Gartenkultur

Landesgartenschau Aschersleben 2010 mit studentischen Beiträgen

Die Hochschule Anhalt wird die Landesgartenschau 2010 in Aschersleben bereichern. Dafür werden von der Landesgartenschau Aschersleben 2010 GmbH insgesamt ca. 530 qm im Stadtpark zur Verfügung gestellt. Die Hochschule Anhalt ist dort mit einem Schaugarten, der Installation eines Info-Elementes für Beratungs- und Informationsveranstaltungen sowie zwei Themengärten, die über einen internationalen studentischen Wettbewerb realisiert werden, präsent.   

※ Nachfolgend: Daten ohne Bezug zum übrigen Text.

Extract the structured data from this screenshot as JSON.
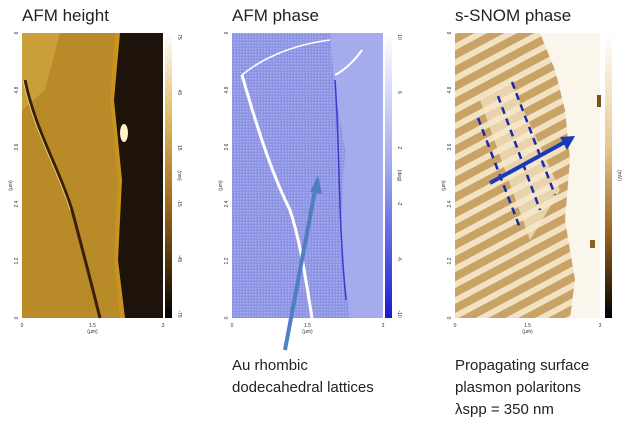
{
  "panels": [
    {
      "title": "AFM height",
      "x_ticks": [
        "0",
        "1.5",
        "3"
      ],
      "y_ticks": [
        "0",
        "1.2",
        "2.4",
        "3.6",
        "4.8",
        "6"
      ],
      "x_unit": "(µm)",
      "y_unit": "(µm)",
      "colorbar_ticks": [
        "75",
        "45",
        "15",
        "-15",
        "-45",
        "-75"
      ],
      "colorbar_unit": "(nm)"
    },
    {
      "title": "AFM phase",
      "x_ticks": [
        "0",
        "1.5",
        "3"
      ],
      "y_ticks": [
        "0",
        "1.2",
        "2.4",
        "3.6",
        "4.8",
        "6"
      ],
      "x_unit": "(µm)",
      "y_unit": "(µm)",
      "colorbar_ticks": [
        "10",
        "6",
        "2",
        "-2",
        "-6",
        "-10"
      ],
      "colorbar_unit": "(deg)"
    },
    {
      "title": "s-SNOM phase",
      "x_ticks": [
        "0",
        "1.5",
        "3"
      ],
      "y_ticks": [
        "0",
        "1.2",
        "2.4",
        "3.6",
        "4.8",
        "6"
      ],
      "x_unit": "(µm)",
      "y_unit": "(µm)",
      "colorbar_unit": "(mV)"
    }
  ],
  "annotations": [
    {
      "lines": [
        "Au rhombic",
        "dodecahedral lattices"
      ]
    },
    {
      "lines": [
        "Propagating surface",
        "plasmon polaritons",
        "λspp = 350 nm"
      ]
    }
  ]
}
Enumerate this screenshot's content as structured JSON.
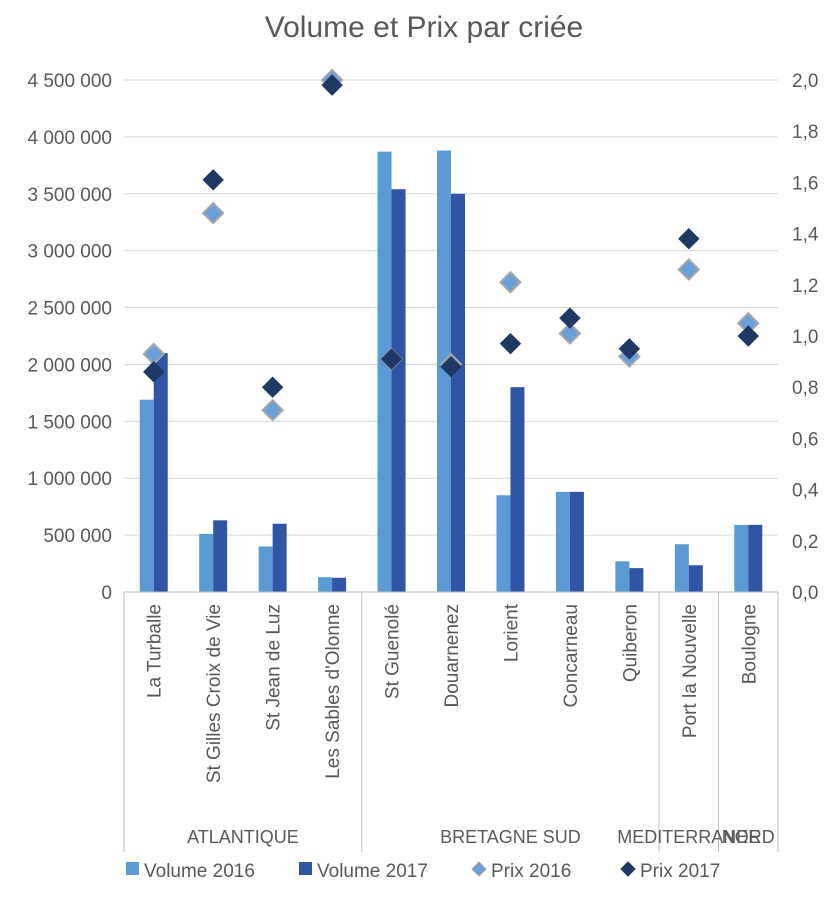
{
  "chart_data": {
    "type": "bar",
    "title": "Volume et Prix par criée",
    "categories": [
      "La Turballe",
      "St Gilles Croix de Vie",
      "St Jean de Luz",
      "Les Sables d'Olonne",
      "St Guenolé",
      "Douarnenez",
      "Lorient",
      "Concarneau",
      "Quiberon",
      "Port la Nouvelle",
      "Boulogne"
    ],
    "groups": [
      {
        "label": "ATLANTIQUE",
        "from": 0,
        "to": 3
      },
      {
        "label": "BRETAGNE SUD",
        "from": 4,
        "to": 8
      },
      {
        "label": "MEDITERRANEE",
        "from": 9,
        "to": 9
      },
      {
        "label": "NORD",
        "from": 10,
        "to": 10
      }
    ],
    "y_left": {
      "min": 0,
      "max": 4500000,
      "ticks": [
        0,
        500000,
        1000000,
        1500000,
        2000000,
        2500000,
        3000000,
        3500000,
        4000000,
        4500000
      ],
      "tick_labels": [
        "0",
        "500 000",
        "1 000 000",
        "1 500 000",
        "2 000 000",
        "2 500 000",
        "3 000 000",
        "3 500 000",
        "4 000 000",
        "4 500 000"
      ]
    },
    "y_right": {
      "min": 0,
      "max": 2.0,
      "ticks": [
        0,
        0.2,
        0.4,
        0.6,
        0.8,
        1.0,
        1.2,
        1.4,
        1.6,
        1.8,
        2.0
      ],
      "tick_labels": [
        "0,0",
        "0,2",
        "0,4",
        "0,6",
        "0,8",
        "1,0",
        "1,2",
        "1,4",
        "1,6",
        "1,8",
        "2,0"
      ]
    },
    "series": [
      {
        "name": "Volume 2016",
        "type": "bar",
        "axis": "left",
        "color": "#5b9bd5",
        "values": [
          1690000,
          510000,
          400000,
          130000,
          3870000,
          3880000,
          850000,
          880000,
          270000,
          420000,
          590000
        ]
      },
      {
        "name": "Volume 2017",
        "type": "bar",
        "axis": "left",
        "color": "#2f55a4",
        "values": [
          2100000,
          630000,
          600000,
          125000,
          3540000,
          3500000,
          1800000,
          880000,
          210000,
          235000,
          590000
        ]
      },
      {
        "name": "Prix 2016",
        "type": "scatter",
        "axis": "right",
        "color": "#6a9fd8",
        "marker": "diamond",
        "values": [
          0.93,
          1.48,
          0.71,
          2.0,
          0.91,
          0.89,
          1.21,
          1.01,
          0.92,
          1.26,
          1.05
        ]
      },
      {
        "name": "Prix 2017",
        "type": "scatter",
        "axis": "right",
        "color": "#1f3864",
        "marker": "diamond",
        "values": [
          0.86,
          1.61,
          0.8,
          1.98,
          0.91,
          0.88,
          0.97,
          1.07,
          0.95,
          1.38,
          1.0
        ]
      }
    ],
    "grid": true,
    "legend_position": "bottom"
  }
}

Die Kooperationsverhandlungen mit dem dazu gehörigen Projektvorschlag liefen bereits seit einigen Monaten. Sowohl bei der Landesgartenschau Aschersleben 2010 GmbH als auch bei der Hochschule Anhalt ist man begeistert, dass die Zusammenarbeit zustande kommt. Entsprechende Vereinbarungen wurden schriftlich fixiert und gestern feierlich unterschrieben. „Für Sachsen-Anhalt ist das ein absolutes Novum. Auf keiner der bisherigen Landesgartenschauen wurde mit einer akademischen Einrichtung zusammengearbeitet. Wir sind deshalb sehr stolz, dass die Landschaftsarchitekten der Hochschule Anhalt mit im Boot sind“, meinte Jürgen Herzog, Geschäftsführer der Landesgartenschau Aschersleben 2010 GmbH gestern Abend nach Abschluss der Veranstaltung. Prof. Reiner Schmidt, Dozent für Stadt- und Freiraumentwicklung an der Hochschule Anhalt in Bernburg, konnte dem nur zustimmen. „Unsere Studenten bekommen 2010 die Chance, eigene Ideen konkret bei einem großen Projekt umzusetzen. Solche Chancen sind selten und müssen genutzt werden – schließlich macht die praktische Übung zugleich den theoretischen Meister. Das gilt auch für unsere Studenten der Architektur und Landschaftsarchitektur.“         
Während des traditionell von den Studenten organisierten Klosterrundgangs in Bernburg wurde der Ideenwettbewerb zum Projekt „Schaugarten“ ausgewertet. Die öffentliche Preisgerichtssitzung dauerte mehrere Stunden – viele studentische Beiträge aus dem Bereich Landschaftsarchitektur waren erstaunlich hochkarätig und so fiel die Entscheidung nicht leicht. Gewonnen hat ein Zweierteam: Michael Brückmann und René Ceko. Unter dem Motto „Stadtumbau durch Gartenkultur“ hatten sie den eindeutig besten Vorschlag geliefert. Der Schaugartenvorschlag der beiden Studenten des Studiengangs Landschaftsarchitektur & Umweltplanung titelte „Ein Leben – vier Ansichten“. Er besteht aus einer hintereinander gestaffelten Abfolge von Räumen, deren Wände unterschiedliche Materialien und Farben ihr Eigen nennen. Die Preisrichter überzeugte die klare Gliederung der Raumelemente. Den Besucher des Schaugartens erwarten sowohl räumliche Angebote zur Besinnung und Selbstreflexion als auch ungewöhnliche Durch- und Ausblicke in die Umgebung. Sitzmöglichkeiten und florale Materialien sowie Bäume bereichern die spannungsvollen Gartenräume.  
Die Hochschule Anhalt blickt in ihrer derzeitigen Konstellation auf 17 Jahre Erfolg in Wissenschaft, Forschung und Kultur zurück. Sie wurde 1991 aus mehreren Hochschulen zusammengeschlossen und hat heute drei Standorte: Bernburg, Dessau und Köthen. Jeder Standort hat sein eigenes Profil. Die Hochschule arbeitet seit ihrer Gründung intensiv mit wissenschaftlichen Einrichtungen und Praxispartnern im In- und Ausland zusammen.